Vor Überraschung fiel mir fast die Kinnlade herunter.

„Ich wusste ja gar nicht, dass sie hier sind, Shay, sonst hätten wir früher zu ihnen gehen können." Katharina schien, als wolle sie etwas erwidern, doch ihr Sohn, der sie um zwei Köpfe überragte, kam ihr zuvor.

„Nachdem sie kein Zuhause mehr hatten und auch das Haus in der Stadt nicht als Endlösung in Frage kam, sind sie hierher zu Elrond gekommen und haben um Asyl gebeten."

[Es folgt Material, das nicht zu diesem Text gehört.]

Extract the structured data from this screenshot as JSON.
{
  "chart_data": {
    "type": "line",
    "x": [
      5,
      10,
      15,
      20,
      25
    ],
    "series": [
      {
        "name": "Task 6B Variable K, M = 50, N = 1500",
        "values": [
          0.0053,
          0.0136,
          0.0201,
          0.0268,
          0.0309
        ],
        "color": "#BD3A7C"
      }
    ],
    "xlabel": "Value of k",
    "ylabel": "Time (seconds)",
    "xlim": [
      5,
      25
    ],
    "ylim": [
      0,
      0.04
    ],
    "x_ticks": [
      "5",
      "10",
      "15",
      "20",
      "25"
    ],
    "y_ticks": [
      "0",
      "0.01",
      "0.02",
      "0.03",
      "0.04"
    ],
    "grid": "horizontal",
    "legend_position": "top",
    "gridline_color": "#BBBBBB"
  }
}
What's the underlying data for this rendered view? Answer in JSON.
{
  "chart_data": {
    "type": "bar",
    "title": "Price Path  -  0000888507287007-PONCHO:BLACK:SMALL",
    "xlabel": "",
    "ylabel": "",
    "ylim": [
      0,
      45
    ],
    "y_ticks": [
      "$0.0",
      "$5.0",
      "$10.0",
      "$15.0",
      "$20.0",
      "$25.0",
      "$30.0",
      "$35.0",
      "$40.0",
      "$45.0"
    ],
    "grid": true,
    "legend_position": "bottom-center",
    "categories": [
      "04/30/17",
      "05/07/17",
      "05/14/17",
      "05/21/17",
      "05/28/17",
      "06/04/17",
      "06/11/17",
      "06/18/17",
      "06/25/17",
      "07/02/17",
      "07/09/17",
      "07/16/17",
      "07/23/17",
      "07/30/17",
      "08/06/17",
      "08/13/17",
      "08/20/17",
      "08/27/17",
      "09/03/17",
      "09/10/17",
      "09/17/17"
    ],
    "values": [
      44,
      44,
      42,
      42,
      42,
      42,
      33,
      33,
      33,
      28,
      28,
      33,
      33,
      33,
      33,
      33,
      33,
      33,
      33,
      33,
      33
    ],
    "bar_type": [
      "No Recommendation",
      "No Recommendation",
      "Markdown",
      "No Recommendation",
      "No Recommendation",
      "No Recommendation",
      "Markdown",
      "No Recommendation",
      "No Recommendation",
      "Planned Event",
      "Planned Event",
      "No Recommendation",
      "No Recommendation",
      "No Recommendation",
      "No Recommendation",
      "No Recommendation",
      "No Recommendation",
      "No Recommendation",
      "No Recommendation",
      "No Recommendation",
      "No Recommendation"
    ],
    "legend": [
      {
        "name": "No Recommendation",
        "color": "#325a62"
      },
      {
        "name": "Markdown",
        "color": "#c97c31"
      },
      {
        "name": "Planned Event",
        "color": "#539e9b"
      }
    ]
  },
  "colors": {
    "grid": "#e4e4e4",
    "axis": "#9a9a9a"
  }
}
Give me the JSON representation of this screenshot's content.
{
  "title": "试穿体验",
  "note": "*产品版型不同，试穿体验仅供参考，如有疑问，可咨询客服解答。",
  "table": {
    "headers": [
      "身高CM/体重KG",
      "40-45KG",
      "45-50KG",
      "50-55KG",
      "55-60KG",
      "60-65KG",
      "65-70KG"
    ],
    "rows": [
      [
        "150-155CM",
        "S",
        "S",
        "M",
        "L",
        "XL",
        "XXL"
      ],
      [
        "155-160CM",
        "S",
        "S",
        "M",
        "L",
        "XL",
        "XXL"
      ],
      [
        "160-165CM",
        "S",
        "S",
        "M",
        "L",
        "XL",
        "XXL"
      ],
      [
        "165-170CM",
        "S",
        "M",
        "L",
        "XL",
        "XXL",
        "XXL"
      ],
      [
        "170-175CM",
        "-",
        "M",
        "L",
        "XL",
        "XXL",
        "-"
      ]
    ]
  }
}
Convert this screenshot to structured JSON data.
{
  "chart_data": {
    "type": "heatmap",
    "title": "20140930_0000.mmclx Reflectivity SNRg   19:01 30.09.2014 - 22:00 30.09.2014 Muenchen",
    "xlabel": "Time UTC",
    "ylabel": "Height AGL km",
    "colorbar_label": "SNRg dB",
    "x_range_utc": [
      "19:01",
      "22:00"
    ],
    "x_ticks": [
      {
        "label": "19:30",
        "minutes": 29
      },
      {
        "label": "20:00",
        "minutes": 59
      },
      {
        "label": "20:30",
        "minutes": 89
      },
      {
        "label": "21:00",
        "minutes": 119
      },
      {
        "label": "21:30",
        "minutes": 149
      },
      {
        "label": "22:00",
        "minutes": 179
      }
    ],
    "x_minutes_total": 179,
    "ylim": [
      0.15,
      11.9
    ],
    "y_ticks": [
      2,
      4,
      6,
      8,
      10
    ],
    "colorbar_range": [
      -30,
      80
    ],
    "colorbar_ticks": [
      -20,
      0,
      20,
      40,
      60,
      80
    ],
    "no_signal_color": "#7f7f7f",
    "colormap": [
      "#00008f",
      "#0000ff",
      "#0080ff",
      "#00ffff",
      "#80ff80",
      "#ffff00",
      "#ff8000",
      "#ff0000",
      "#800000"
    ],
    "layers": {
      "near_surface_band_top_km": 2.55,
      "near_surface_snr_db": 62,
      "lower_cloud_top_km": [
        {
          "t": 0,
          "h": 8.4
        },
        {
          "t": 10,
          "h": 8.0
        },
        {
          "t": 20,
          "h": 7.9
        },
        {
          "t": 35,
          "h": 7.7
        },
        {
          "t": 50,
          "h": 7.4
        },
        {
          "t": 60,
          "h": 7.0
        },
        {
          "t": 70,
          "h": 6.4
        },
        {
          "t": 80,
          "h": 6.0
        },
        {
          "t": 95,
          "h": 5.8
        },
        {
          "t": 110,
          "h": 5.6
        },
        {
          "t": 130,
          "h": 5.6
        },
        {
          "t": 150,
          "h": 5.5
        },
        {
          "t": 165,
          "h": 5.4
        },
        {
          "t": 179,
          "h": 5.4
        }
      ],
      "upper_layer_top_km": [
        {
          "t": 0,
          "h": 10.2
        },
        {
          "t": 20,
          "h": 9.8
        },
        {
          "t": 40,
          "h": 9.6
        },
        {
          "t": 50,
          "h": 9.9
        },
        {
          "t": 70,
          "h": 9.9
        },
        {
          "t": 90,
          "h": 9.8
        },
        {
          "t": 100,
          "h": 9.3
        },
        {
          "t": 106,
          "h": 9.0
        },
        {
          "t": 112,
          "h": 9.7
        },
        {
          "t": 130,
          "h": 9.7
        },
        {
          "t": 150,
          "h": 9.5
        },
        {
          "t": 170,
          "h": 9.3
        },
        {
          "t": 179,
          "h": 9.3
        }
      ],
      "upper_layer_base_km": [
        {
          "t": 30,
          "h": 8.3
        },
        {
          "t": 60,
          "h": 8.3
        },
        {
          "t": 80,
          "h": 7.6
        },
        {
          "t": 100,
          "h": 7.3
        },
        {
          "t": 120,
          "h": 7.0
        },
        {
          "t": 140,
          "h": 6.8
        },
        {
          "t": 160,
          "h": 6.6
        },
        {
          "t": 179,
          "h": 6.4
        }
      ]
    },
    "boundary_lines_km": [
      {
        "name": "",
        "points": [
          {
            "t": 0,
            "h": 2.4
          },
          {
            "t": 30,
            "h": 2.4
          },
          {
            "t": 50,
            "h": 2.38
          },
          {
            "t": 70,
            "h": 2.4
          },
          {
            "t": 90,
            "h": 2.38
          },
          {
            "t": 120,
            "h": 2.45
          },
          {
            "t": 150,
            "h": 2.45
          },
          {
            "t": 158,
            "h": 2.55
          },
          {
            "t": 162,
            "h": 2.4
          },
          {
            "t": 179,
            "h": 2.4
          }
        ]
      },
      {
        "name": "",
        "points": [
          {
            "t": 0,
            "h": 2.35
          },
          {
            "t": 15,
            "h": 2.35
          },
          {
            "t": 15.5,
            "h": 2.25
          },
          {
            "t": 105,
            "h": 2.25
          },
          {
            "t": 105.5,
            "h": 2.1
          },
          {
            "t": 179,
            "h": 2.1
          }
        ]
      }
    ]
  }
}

„Danke, aber ich kann für mich selber sprechen", lachte die braunhaarige Frau. Freundlich wandte sie sich dann an mich. "Ihr hört, so ist es. Und wir wollten fragen, ob Ihr uns auch weiterhin ein Dach über dem Kopf gewähren könntet." Bittend sahen mich zwei große, braune Augenpaare an.

Noch immer etwas verdattert stotterte ich: „Ähh... ja ja..., natürlich..."

„Ihr seid so gut, danke vielmals", strahlte mich die Frau an.

„Keine Ursache", meinte ich etwas verlegen und betrachtete meine Fußspitzen. „Einen wunderschönen Tag noch", wünschte sie mir, schob ihre Tochter vor sich her und verschwand in der Menge.

Noch bevor wir dem Gedränge entkamen, erkannte ich eine alte Freundin unter dem Zug derer, die gen Westen aufbrechen wollten. Sie saß auf einem Pferd, dass schon seit Kindertagen an ihrer Seite war, ein wunderschöner Palominohengst. Seine weiße Mähne wallte fast bis auf den Boden, was sein ansehnliches Alter zur Schau stellte. Schüchtern lief ich auf sie zu und tippte sie zögerlich an. Sie drehte sich um und blickte erst über mich hinweg. „Ja?" Dann sah sie mich und ihre Augen weiteten sich vor Freude. „Nienná! Was für eine Überraschung! Wie geht es dir?", fragte sie überschwänglich.

„Tári, ich freue mich, dich zu sehen. Mir geht es gut. Und dir?", antwortete ich erfreut.

„Ich kann nicht klagen", meinte Tári wohlgelaunt.

Ihr Palominohengst scharrte unruhig mit dem Vorderbein und warf seinen Kopf auf und ab. „Hoola", sagte ein junger Elbenmann gedehnt, der am Kopf des Tieres stand.

Tári Elénsar räusperte sich. „Nun denn, wir wollten gerade aufbrechen. Hätte ich gewusst, dass du vor Ort bist, hätte ich..."

Ich winkte ab. „Schon gut. Geh nur."

„Ich hoffe, wir sehen uns wieder. Irgendwann." Tári Elénsar neigte den Kopf und in dem Moment zuckelten die Elben mit ihren Pferden los.

Lange sahen wir ihnen nach, bis sie weit von Bruchtal entfernt waren und nichts blieb außer den Spuren in der feuchten Erde und Erinnerungen.